We are now open to the public eleven months of the year. We have a knowledgable staff who are ready to help both the novice and experienced gardener. Series of classes are held throughout the year as well as several customer appreciation events. Farmington Gardens has earned a respected reputation in Oregon and Southern Washington.

It has been a good 20 years.

We hope will join us in the 20th Anniversary celebrations going on this month.

 

 

 

Add a Wiggle to your Walk

Are your walks and pathways missing something? Why not add movement and drama!

Spiral topiaries

Trees that are shaped to sculptural spirals, poodle and pompon cuts or to fanciful forms, known as topiaries, have recently gained popularity in all size yards and landscapes. You do not need  to live at Downton Abbey®---topiaries can fit right into your garden.

Topiary
Choose a location that can be viewed from a window, patio or driveway. Place along your paths or deck---the curvy forms can add the element of movement to your garden.

 

Spiral topiaryEven if you have a large house on a tight lot you can add a pair of urns with spiraled trees to flank your entry way.

Care and culture is specific to the underlying tree species and variety.  Give regular watering during the summer months for both new and established plantings. Take care to water container-planted topiaries that are under a roof overhang both in the summer and in the winter.

Topiaries along the garden pathPruning would be the same as for hedge maintenance.  Every spring do a main shaping and remove new candles on conifers and any growth outside the shape.
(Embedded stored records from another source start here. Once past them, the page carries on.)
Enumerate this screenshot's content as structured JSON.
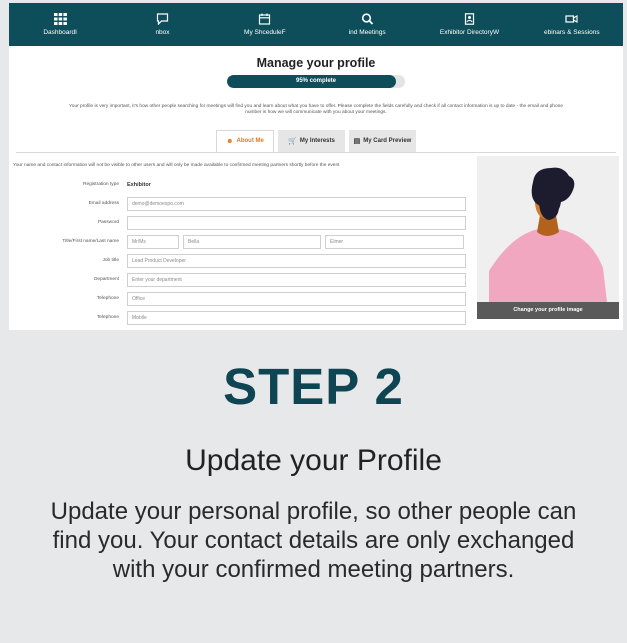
{
  "nav": [
    {
      "label": "DashboardI",
      "icon": "grid-icon"
    },
    {
      "label": "nbox",
      "icon": "message-icon"
    },
    {
      "label": "My ShceduleF",
      "icon": "calendar-icon"
    },
    {
      "label": "ind Meetings",
      "icon": "search-icon"
    },
    {
      "label": "Exhibitor DirectoryW",
      "icon": "directory-icon"
    },
    {
      "label": "ebinars & Sessions",
      "icon": "video-icon"
    }
  ],
  "profile": {
    "title": "Manage your profile",
    "progress_text": "95% complete",
    "progress_value": 0.95,
    "intro": "Your profile is very important, it's how other people searching for meetings will find you and learn about what you have to offer. Please complete the fields carefully and check if all contact information is up to date - the email and phone number is how we will communicate with you about your meetings.",
    "tabs": [
      {
        "label": "About Me",
        "icon": "user-circle-icon",
        "active": true
      },
      {
        "label": "My Interests",
        "icon": "cart-icon",
        "active": false
      },
      {
        "label": "My Card Preview",
        "icon": "card-icon",
        "active": false
      }
    ],
    "notice": "Your name and contact information will not be visible to other users and will only be made available to confirmed meeting partners shortly before the event",
    "form": {
      "registration_type_label": "Registration type",
      "registration_type_value": "Exhibitor",
      "email_label": "Email address",
      "email_value": "demo@demoexpo.com",
      "password_label": "Password",
      "password_value": "",
      "name_label": "Title/First name/Last name",
      "title_placeholder": "Mr/Ms",
      "first_name_value": "Bella",
      "last_name_value": "Elmer",
      "job_title_label": "Job title",
      "job_title_value": "Lead Product Developer",
      "department_label": "Department",
      "department_placeholder": "Enter your department",
      "telephone_label": "Telephone",
      "telephone_placeholder": "Office",
      "telephone2_label": "Telephone",
      "telephone2_placeholder": "Mobile"
    },
    "change_image_label": "Change your profile image",
    "colors": {
      "nav": "#0e4e5a",
      "accent": "#e07b22",
      "avatar_shirt": "#f2a7c0"
    }
  },
  "step": {
    "label": "STEP 2",
    "heading": "Update your Profile",
    "body": "Update your personal profile, so other people can find you. Your contact details are only exchanged with your confirmed meeting partners."
  }
}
In August, examine again and clip off any errant growth.

Containers should not become root bound.

Along paths and anywhere near your planting, be very careful not to overspray with herbicide. Evergreens are especially sensitive and you want to avoid destroying the shape.

While walking through your garden, why not give some thought to adding a topiary? Come in to Farmington Gardens and walk through our display gardens and topiary trees for ideas that you can easily implement!

 

What Can Earthworms Do For You?

What can earthworms do for you?

Leave castings!

Worms eat organic material and deposit a digested material called castings. This super humus has all the ingredients plants need to grow and flourish. It is rich in nutrients in a form that is easy for the plants to absorb. This is aided by the beneficial nematodes and bacteria that is also deposited through the process.

Is it smelly?  

  • No?

Is it easy to use?  

  • Yes, just like adding any other compost or mulch.

When do you use it?  

  • Add it when planting to improve the soil conditions and instant access to the plant roots. Earthworm castings do not burn.
  • Add it as a mulch around established plants for a boost of nutrients.
  • Top dress your lawn with it for lush healthy growth.
  • You can even make a foliar tea with the castings.

Our Farmer Brown's Earthworm Castings were made by worms fed with only organic materials. You can reduce your use of chemicals with a product that is 100% safe for people and animals.

Sweet Smelling and Sure to Please , Sweet Peas

 

Sweet Peas ( Lathyrus odoratus) are a vining annual with sweet smelling blossoms. The more you pick them, the more they bloom! Coming in a rainbow of colors, you can easily make a perfumed, vertically visual statement. Our seed packets give you a choice of stem lengths, heat resistance and intensity of scent. Choose one or all.

Sweet Peas like to be sown directly in the ground as soon as it is workable, even before the last frosts. Soaking them overnight or nicking their outer layer with some sandpaper helps them germinate faster. They appease your spring fever urge to start planting.

If you do not want to plant seeds we have starts ready for you.

Placed in a north-south direction for best sun exposure and in a rich, moist, well- drained soil, sweet peas will florish. Give them a netting or trellis to climb. Avoid planting in dry, hot areas as they like regular water. Mulching once the vines are taller than 8 inches helps.

With names like Royal Family Mixture, Perfume Delight, Old Spice and High Scent, it is difficult to pick just one.